Matter of Gullace v Schroeder |
2023 NY Slip Op 02265 [215 AD3d 1297] |
April 28, 2023 |
Appellate Division, Fourth Department |
Published by New York State Law Reporting Bureau pursuant to Judiciary Law § 431. |
In the Matter of Anthony Gullace,
Petitioner, v Mark J.F. Schroeder, Commissioner, New York State Department of Motor Vehicles, Respondent. |
The Abbatoy Law Firm, PLLC, Rochester (David M. Abbatoy, Jr., of counsel), for petitioner.
Letitia James, Attorney General, Albany (Owen Demuth of counsel), for respondent.
Proceeding pursuant to CPLR article 78 (transferred to the Appellate Division of the Supreme Court in the Fourth Judicial Department by order of the Supreme Court, Monroe County [Victoria M. Argento, J.], entered Dec. 8, 2021) to review a determination of respondent. The determination revoked the driver's license of petitioner.
It is hereby ordered that the determination is unanimously confirmed without costs and the petition is dismissed.
Memorandum: Petitioner commenced this proceeding pursuant to CPLR article 78 seeking to annul the determination revoking his driver's license based on his refusal to submit to a chemical test following his arrest for driving while intoxicated. Petitioner was placed in the back of a police vehicle after he was involved in a motor vehicle accident wherein he rear-ended another vehicle. A New York State Police Trooper thereafter responded to the scene to conduct an investigation into whether petitioner had been driving while intoxicated (DWI). The Trooper ultimately took petitioner into custody after petitioner exhibited signs of intoxication. Petitioner refused to submit to a chemical test and, based on that refusal, his license was temporarily suspended. A refusal revocation hearing was then held pursuant to Vehicle and Traffic Law § 1194 (2) (c). The Administrative Law Judge revoked petitioner's license after concluding that all of the relevant elements of Vehicle and Traffic Law § 1194 had been established. Respondent confirmed the determination upon petitioner's administrative appeal. Contrary to petitioner's contention, the matter was properly transferred to this Court inasmuch as petitioner raised a question whether the determination is supported by substantial evidence (see CPLR 7804 [g]).

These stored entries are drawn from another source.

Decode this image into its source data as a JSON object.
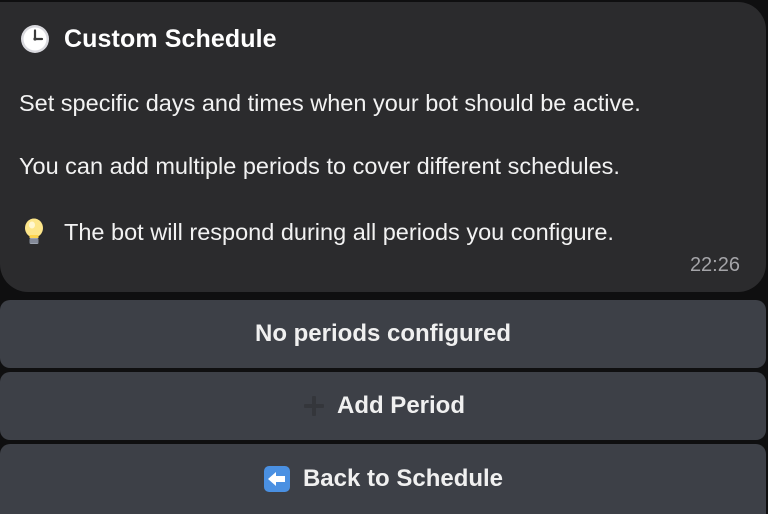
{
  "message": {
    "title_icon": "clock-icon",
    "title": "Custom Schedule",
    "line1": "Set specific days and times when your bot should be active.",
    "line2": "You can add multiple periods to cover different schedules.",
    "line3_icon": "lightbulb-icon",
    "line3": "The bot will respond during all periods you configure.",
    "time": "22:26"
  },
  "buttons": {
    "no_periods": "No periods configured",
    "add_period_icon": "plus-icon",
    "add_period": "Add Period",
    "back_icon": "left-arrow-icon",
    "back": "Back to Schedule"
  },
  "colors": {
    "bubble_bg": "#2b2b2d",
    "button_bg": "#3d4047",
    "timestamp": "#a4a4a8"
  }
}
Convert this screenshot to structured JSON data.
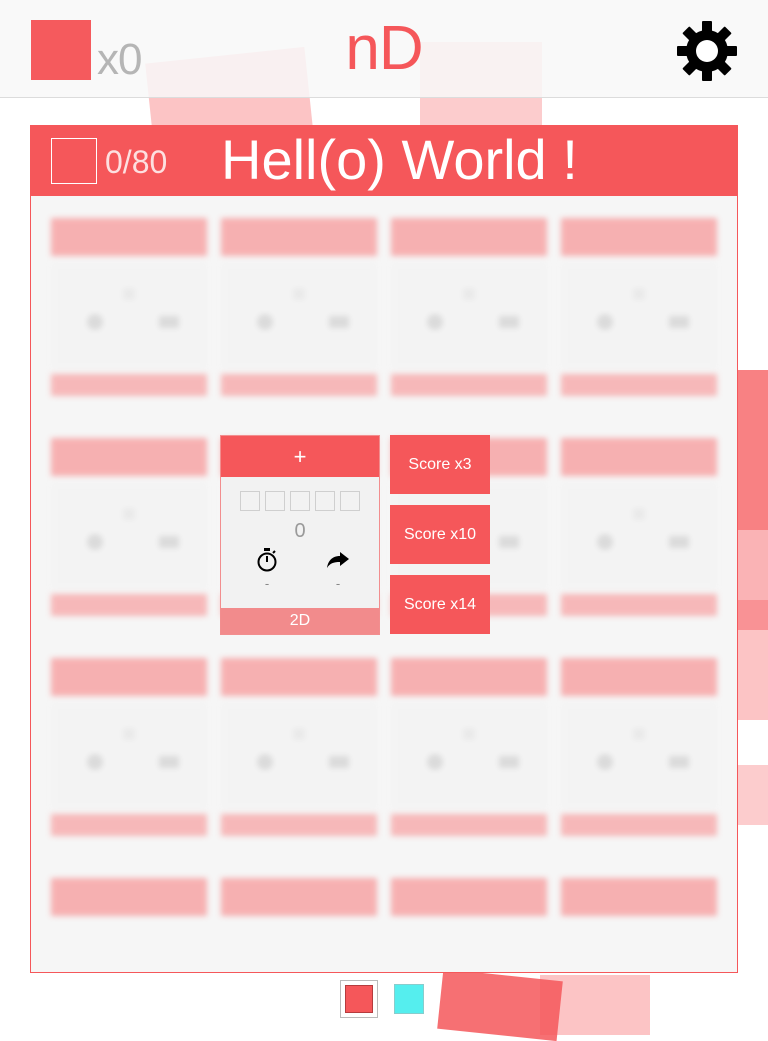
{
  "header": {
    "coin_count": "x0",
    "app_title": "nD",
    "settings_icon": "gear-icon"
  },
  "world": {
    "progress": "0/80",
    "title": "Hell(o) World !"
  },
  "level_card": {
    "open_icon": "+",
    "stars_total": 5,
    "stars_earned": 0,
    "score": "0",
    "timer_icon": "stopwatch-icon",
    "moves_icon": "arrow-forward-icon",
    "time_value": "-",
    "moves_value": "-",
    "dimension_label": "2D"
  },
  "score_buttons": [
    "Score x3",
    "Score x10",
    "Score x14"
  ],
  "colors": {
    "accent": "#f5575a",
    "alternate": "#55eeee"
  }
}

We reject petitioner's contention that respondent's determination is not supported by substantial evidence (see Matter of Malvestuto v Schroeder, 207 AD3d 1245, 1245-1246 [4th Dept 2022]; Matter of Dennstedt v Appeals Bd. of Admin. Adjudication Bur., 206 AD3d 1693, 1694 [4th Dept 2022]; see generally 300 Gramatan Ave. Assoc. v State Div. of Human Rights, 45 NY2d 176, 181-182 [1978]). The Trooper's testimony at the hearing established that petitioner was temporarily detained at the scene of the motor vehicle accident on suspicion of DWI, and that detention did not constitute a de facto arrest (see e.g. People v Palmer, 204 AD3d 1512, 1514 [4th Dept 2022], lv denied 38 NY3d 1190 [2022]; see also People v Pruitt, 158 AD3d 1138, 1139 [4th Dept 2018], lv denied 31 NY3d 1120 [2018]). In addition, the Trooper's testimony, along with his refusal report, which was entered in evidence, established that petitioner refused to submit to the chemical test after he was arrested for DWI and warned three times of the consequences of such refusal (see Malvestuto, 207 AD3d at 1246; see generally Vehicle and Traffic Law § 1194 [2] [b]). Petitioner's remaining contention was not raised in his administrative appeal, and therefore petitioner has failed to exhaust his administrative remedies with respect to that contention (see Matter of Neelman v State Univ. of N.Y. at Buffalo, 192 AD3d 1621, 1623 [4th Dept 2021]; Matter of Gorman v New York State Dept. of Motor Vehs., 34 [*2]AD3d 1361, 1361 [4th Dept 2006]). Present—Smith, J.P., Peradotto, Bannister, Montour and Ogden, JJ.